What Not To Do With Your Teeth

What Not to Do With Your Teeth

Your teeth exist solely to facilitate eating and speaking, not using them for their unintended purpose. Here are a few ways that you should never do with your teeth.

Don't Chew Ice

Ice chewing can lead to cracked and chipped teeth, potentially leading to dental issues later on. Furthermore, chewing can also cause tooth sensitivity which is both painful and embarrassing to deal with, further damaging any existing dental work such as fillings or crowns that might exist in their mouths.

If you can't break this habit, try replacing regular cubes of ice with softer types, such as shaved ice or even a slushie that contains less ice. It will help minimize crunching and breakages to your teeth. Another strategy could be drinking through a straw to limit temptation to munch away at the ice in your cup.

Don't Open Bottles

An easy, convenient hack is using your teeth to open bottle caps. Doing so without considering its long-term ramifications may lead to unexpected outcomes. Unfortunately, our teeth were never meant to serve as tools. Doing this on an ongoing basis can damage them severely and require visits to the dentist for repairs.

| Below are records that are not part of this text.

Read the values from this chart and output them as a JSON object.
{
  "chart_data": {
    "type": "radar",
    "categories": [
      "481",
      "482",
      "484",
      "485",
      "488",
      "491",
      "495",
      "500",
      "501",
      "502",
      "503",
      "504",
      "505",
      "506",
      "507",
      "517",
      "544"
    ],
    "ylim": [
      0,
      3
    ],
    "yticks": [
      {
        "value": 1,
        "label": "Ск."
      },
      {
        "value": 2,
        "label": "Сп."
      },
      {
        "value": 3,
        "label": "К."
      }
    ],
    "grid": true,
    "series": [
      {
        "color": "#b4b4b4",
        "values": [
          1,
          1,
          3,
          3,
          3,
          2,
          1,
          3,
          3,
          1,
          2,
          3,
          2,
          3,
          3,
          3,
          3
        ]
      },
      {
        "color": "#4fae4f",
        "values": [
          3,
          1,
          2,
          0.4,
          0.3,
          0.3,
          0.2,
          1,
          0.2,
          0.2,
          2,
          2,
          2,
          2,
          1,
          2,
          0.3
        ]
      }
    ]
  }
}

No matter their strength, your teeth should never be used as openers of anything other than food and drink. Not only will opening things with your teeth, hurt your teeth in the long term, but at any point, your tooth can break or chip if you try to use it against something hard and strong.

Don't Brush Too Hard

As part of any oral care routine, brushing twice daily is an essential practice, yet many fail to recognize that too much pressure may actually harm their teeth and gums. Forceful brushing can cause toothbrush abrasion which damages the teeth and causes the enamel to be eaten away. This leads to sensitivity or even tooth loss.

To combat this issue, it is advisable to use a soft-bristled toothbrush with minimal pressure applied and take time to cover every part of your teeth, including chewing surfaces and tongue side surfaces. Also try brushing for two minutes each time before rinsing thoroughly between sessions of brushing.

If you're struggling to develop the habit of brushing correctly, investing in an electric toothbrush equipped with an inbuilt sensor that vibrates and alarms when you brush too hard could help you establish proper habits. Also check for damage or worn down bristles. New brushes should have straight, mostly normal bristles. If these start fraying early then that indicates too much force has been applied when brushing.

Receding gums are another telltale sign of brushing too hard. This can damage delicate oral tissue while also exposing more enamel to decay and plaque build-up. Over time this could progress into gum disease which is a larger problem.

Don't eat too many acidic foods

Too much acidic food and beverages can wreak havoc on teeth. Acids can erode tooth enamel, leaving your teeth vulnerable to decay and cavities, and encourage harmful bacteria growth on them. If it's impossible to avoid eating acidic foods altogether, try to wash down afterward with water or chew gum that stimulates saliva production to wash away food debris while neutralizing acidity levels in your salivary glands.

Some acidic foods to watch out for include tomato sauces, salsas and some fruit juices, which can erode away at your teeth's enamel and stain them over time.